American economic research organization

Data Resources Inc or DRI was co-founded in 1969 by Donald Marron and Otto Eckstein. Marron is best known as the former CEO of PaineWebber and founder of Lightyear Capital. Eckstein was a Harvard University economics professor, economic consultant to Lyndon Baines Johnson and member of the Council of Economic Advisors; he is best known for the development of the theory of core inflation.

DRI became the largest non-governmental distributor of economic data in the world. The company also built the largest macroeconometric model of its era. Allen Sinai was a leading architect. Richard Hokenson did much of the maintenance work.

DRI was a major customer of Burroughs Computer. During the 1970s era of rapid expansion, DRI used the Burroughs 6700 and 7700 mainframes. DRI also developed innovative software, including the PRIMA and AID database languages; EPL Econometric Programming Language; MODSIM for solving models; and MODEL for solving econometric models in particular. Later the functionality of all these programs was merged into the EPS Econometric Programming System by the chief architect of all this software, Robert P. Lacey. Other programmers in this effort included John Ahlstrom, Greg George, and Joe Polak.
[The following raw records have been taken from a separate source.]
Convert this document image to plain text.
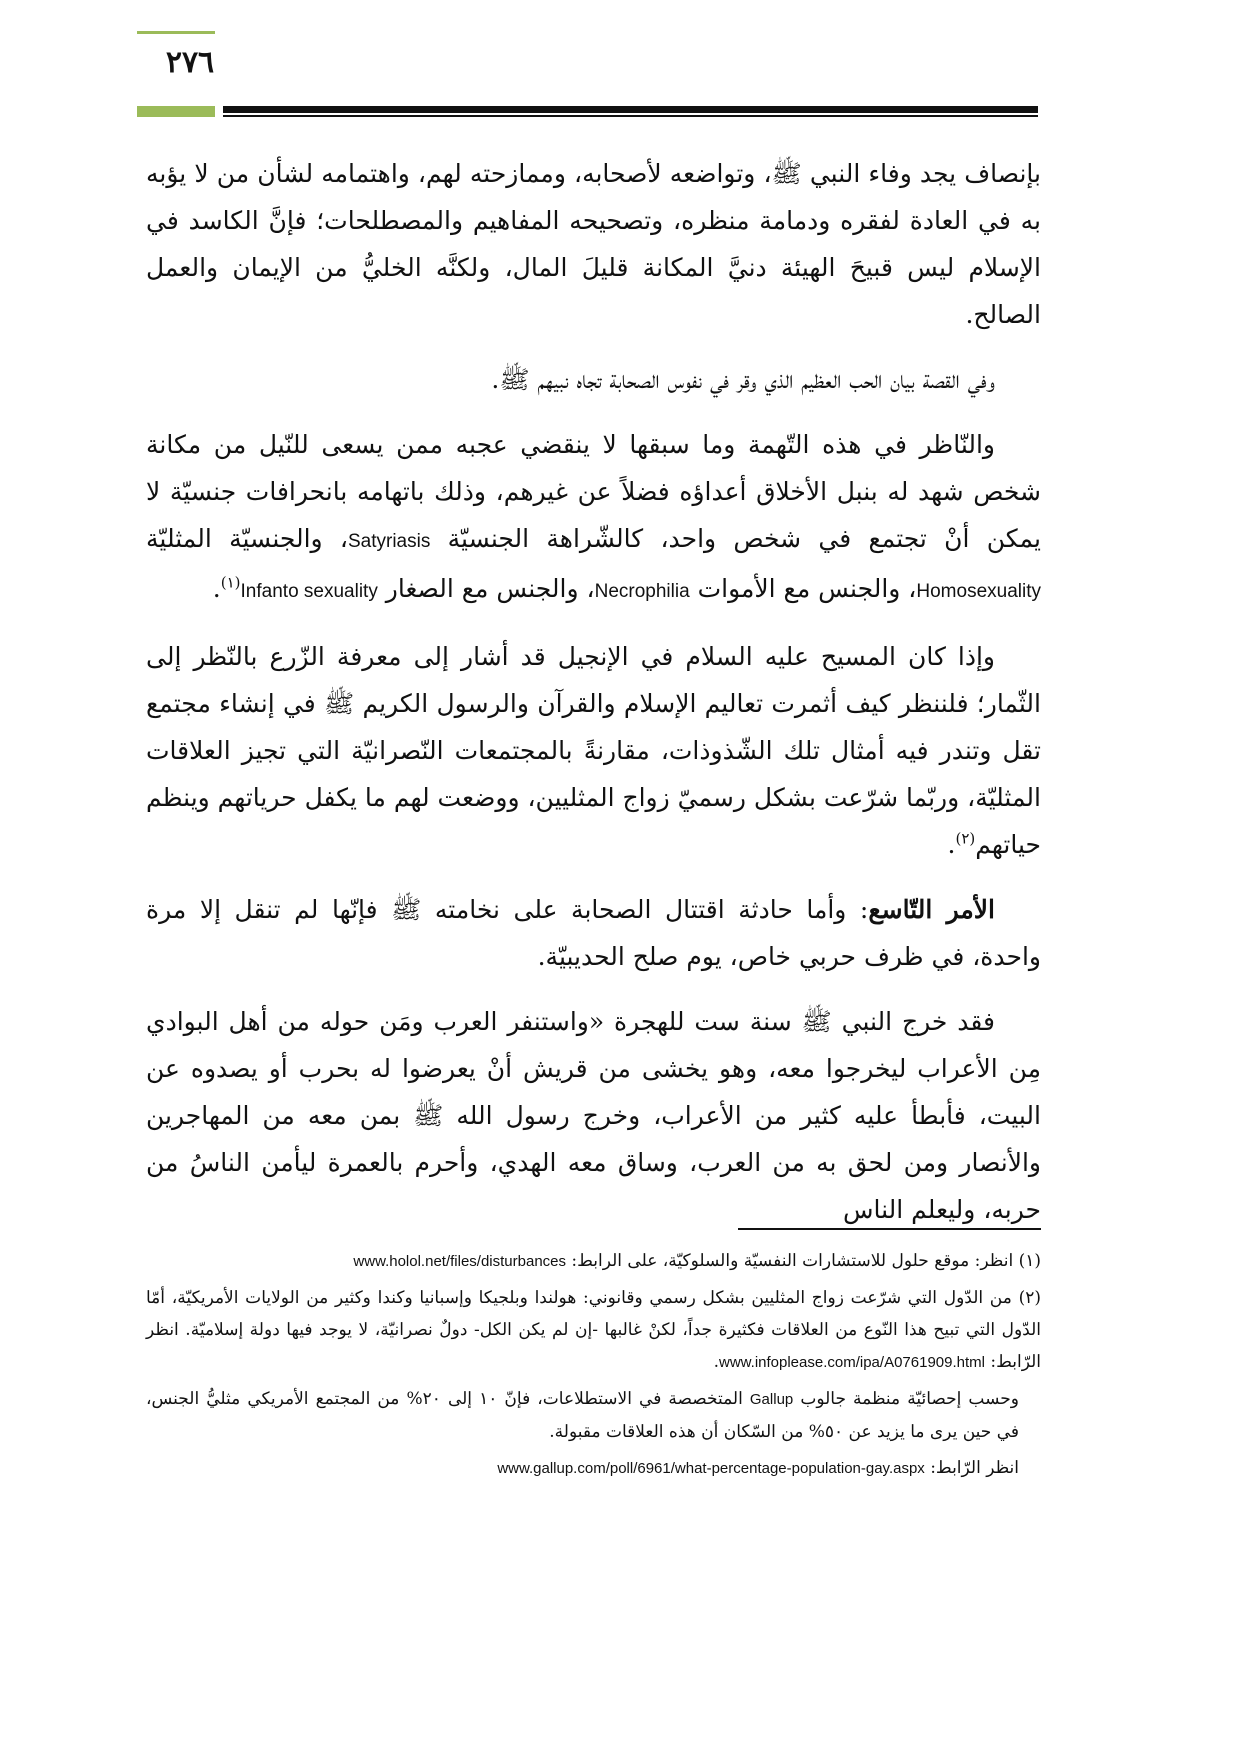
٢٧٦

بإنصاف يجد وفاء النبي ﷺ، وتواضعه لأصحابه، وممازحته لهم، واهتمامه لشأن من لا يؤبه به في العادة لفقره ودمامة منظره، وتصحيحه المفاهيم والمصطلحات؛ فإنَّ الكاسد في الإسلام ليس قبيحَ الهيئة دنيَّ المكانة قليلَ المال، ولكنَّه الخليُّ من الإيمان والعمل الصالح.

وفي القصة بيان الحب العظيم الذي وقر في نفوس الصحابة تجاه نبيهم ﷺ.

والنّاظر في هذه التّهمة وما سبقها لا ينقضي عجبه ممن يسعى للنّيل من مكانة شخص شهد له بنبل الأخلاق أعداؤه فضلاً عن غيرهم، وذلك باتهامه بانحرافات جنسيّة لا يمكن أنْ تجتمع في شخص واحد، كالشّراهة الجنسيّة Satyriasis، والجنسيّة المثليّة Homosexuality، والجنس مع الأموات Necrophilia، والجنس مع الصغار Infanto sexuality$^{(١)}$.

وإذا كان المسيح عليه السلام في الإنجيل قد أشار إلى معرفة الزّرع بالنّظر إلى الثّمار؛ فلننظر كيف أثمرت تعاليم الإسلام والقرآن والرسول الكريم ﷺ في إنشاء مجتمع تقل وتندر فيه أمثال تلك الشّذوذات، مقارنةً بالمجتمعات النّصرانيّة التي تجيز العلاقات المثليّة، وربّما شرّعت بشكل رسميّ زواج المثليين، ووضعت لهم ما يكفل حرياتهم وينظم حياتهم$^{(٢)}$.

الأمر التّاسع: وأما حادثة اقتتال الصحابة على نخامته ﷺ فإنّها لم تنقل إلا مرة واحدة، في ظرف حربي خاص، يوم صلح الحديبيّة.

فقد خرج النبي ﷺ سنة ست للهجرة «واستنفر العرب ومَن حوله من أهل البوادي مِن الأعراب ليخرجوا معه، وهو يخشى من قريش أنْ يعرضوا له بحرب أو يصدوه عن البيت، فأبطأ عليه كثير من الأعراب، وخرج رسول الله ﷺ بمن معه من المهاجرين والأنصار ومن لحق به من العرب، وساق معه الهدي، وأحرم بالعمرة ليأمن الناسُ من حربه، وليعلم الناس

(١) انظر: موقع حلول للاستشارات النفسيّة والسلوكيّة، على الرابط: www.holol.net/files/disturbances
(٢) من الدّول التي شرّعت زواج المثليين بشكل رسمي وقانوني: هولندا وبلجيكا وإسبانيا وكندا وكثير من الولايات الأمريكيّة، أمّا الدّول التي تبيح هذا النّوع من العلاقات فكثيرة جداً، لكنْ غالبها -إن لم يكن الكل- دولٌ نصرانيّة، لا يوجد فيها دولة إسلاميّة. انظر الرّابط: www.infoplease.com/ipa/A0761909.html.
وحسب إحصائيّة منظمة جالوب Gallup المتخصصة في الاستطلاعات، فإنّ ١٠ إلى ٢٠% من المجتمع الأمريكي مثليُّ الجنس، في حين يرى ما يزيد عن ٥٠% من السّكان أن هذه العلاقات مقبولة.
انظر الرّابط: www.gallup.com/poll/6961/what-percentage-population-gay.aspx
The DRI Review was published monthly and summarized what the models said for the economic outlook. This information was presented in outlook conferences. DRI also held educational seminars.

==General corporate timeline==
- 1979: Eckstein and Marron sold DRI to McGraw-Hill for over $100 million Joseph Kasputys was named president in 1981.
- 1984: After Eckstein's death, DRI was slow to adopt new technology. DRI was wed to mainframe computers when the industry was moving this kind of analytic work to personal computers.
- 1987: Wharton Econometric Forecasting Associates (WEFA) merged with Chase Econometrics, a competitor to DRI and WEFA.
- 2001: DRI merged with WEFA to form Global Insight.
- 2008: Global Insight was bought by IHS Inc., thus inheriting 50 years of experience and more than 200 full-time economists, country risk analysts, and consultants.